P. — Les patients que vous évoquez dans ce livre ont tous des profils et des vies très différentes, mais leur rapport à la mort est au centre de leurs problématiques. Vouliez-vous dès le départ écrire un livre sur notre rapport à la mort ?
I. Y. — Non je n’ai pas pensé à cela et je n’avais aucun thème particulier que je souhaitais aborder. Je voulais que ce soit un ouvrage pédagogique pour les jeunes psychothérapeutes. Tous mes travaux partent de cette idée, car mon métier de professeur d’université est une composante très importante de mon identité. La première histoire, « Une cure tortueuse », est une façon d’examiner les facteurs qui font qu’il se produit des changements dans l’expérience de la thérapie. Ce ne sont pas toujours ceux que l’on avait imaginés en premier et qui sont à l’origine des symptômes. La plupart des histoires de ce livre servent à prouver que la relation patient/thérapeute est absolument primordiale. Une fois que celle-ci est établie et qu’une relation de confiance véritable existe, alors le patient pourra tirer de celle-ci quelque chose de puissant ou bien encore quelque chose que l’on n’aurait jamais imaginé. C’est vrai pour la première histoire et pour beaucoup d’autres, dont celle qui donne son titre à ce livre.
P. — Tous vos romans sont parrainés par une grande figure de la philosophie. Concernant Créatures d’un jour, il s’agit de Marc Aurèle. Quel lien faites-vous entre philosophie et psychologie ?
I. Y. — Lorsque j’étais étudiant en psychiatrie et que j’assistais aux cours sur les origines de notre discipline, sur la façon dont ça a commencé au XIXe siècle à travers les contributions de Freud et Jung, j’ai été frappé de voir tout ce qui avait été mis de côté et que nous n’abordions pas. J’ai toujours été un gros lecteur de romans et j’admire les romans psychologiques comme ceux de Dostoïevski, Stendhal ou Tolstoï, et leur perspicacité vis-à-vis de la psyché humaine. J’ai ensuite pensé à tous ces grands philosophes, à commencer par les Grecs anciens, et il m’a semblé important d’en tirer quelque chose sur lequel nous pourrions nous appuyer maintenant, en matière de psychologie. c’est en grande partie l’œuvre de ma vie.
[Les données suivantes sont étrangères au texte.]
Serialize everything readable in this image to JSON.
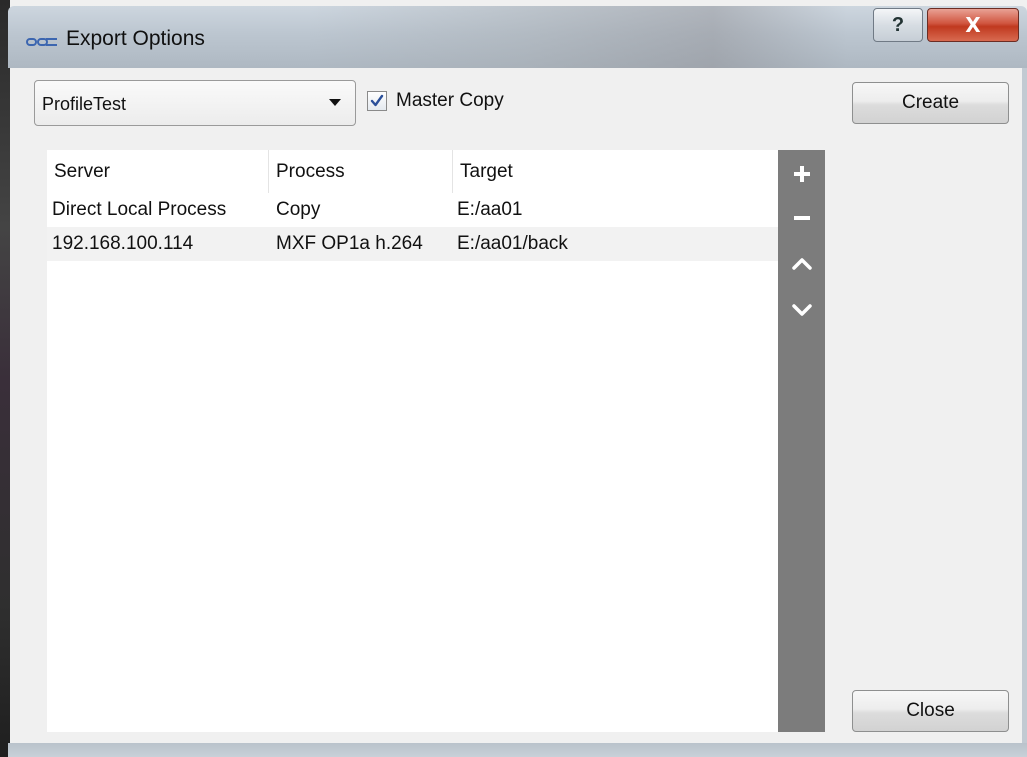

P. — Beaucoup de vos patients vous parlent de vos romans et de ce qu’ils en ont pensé. Cela vous gêne-t-il ? Pensez-vous que cela peut biaiser le lien thérapeutique ?
I. Y. — Je dirais que 100 % des patients qui viennent me voir ont lu quelque chose que j’ai écrit et, non, cela ne me dérange pas du tout. Si je devais dire quelque chose là-dessus, ce serait plutôt que ça aide la thérapie à progresser plus rapidement. Je souhaiterais dire quelque chose à propos de la confidentialité. Je fais très attention d’obtenir la permission des patients pour raconter leur histoire. Lorsqu’on lit le livre, il est impossible de les reconnaître car j’ai potentiellement tout modifié : l’âge, l’apparence et parfois le sexe. Je n’ai jamais eu un patient qui était inquiet d’apparaître dans un livre. En revanche, j’ai eu quelques patients qui se souciaient de ne pas être assez intéressants pour y figurer.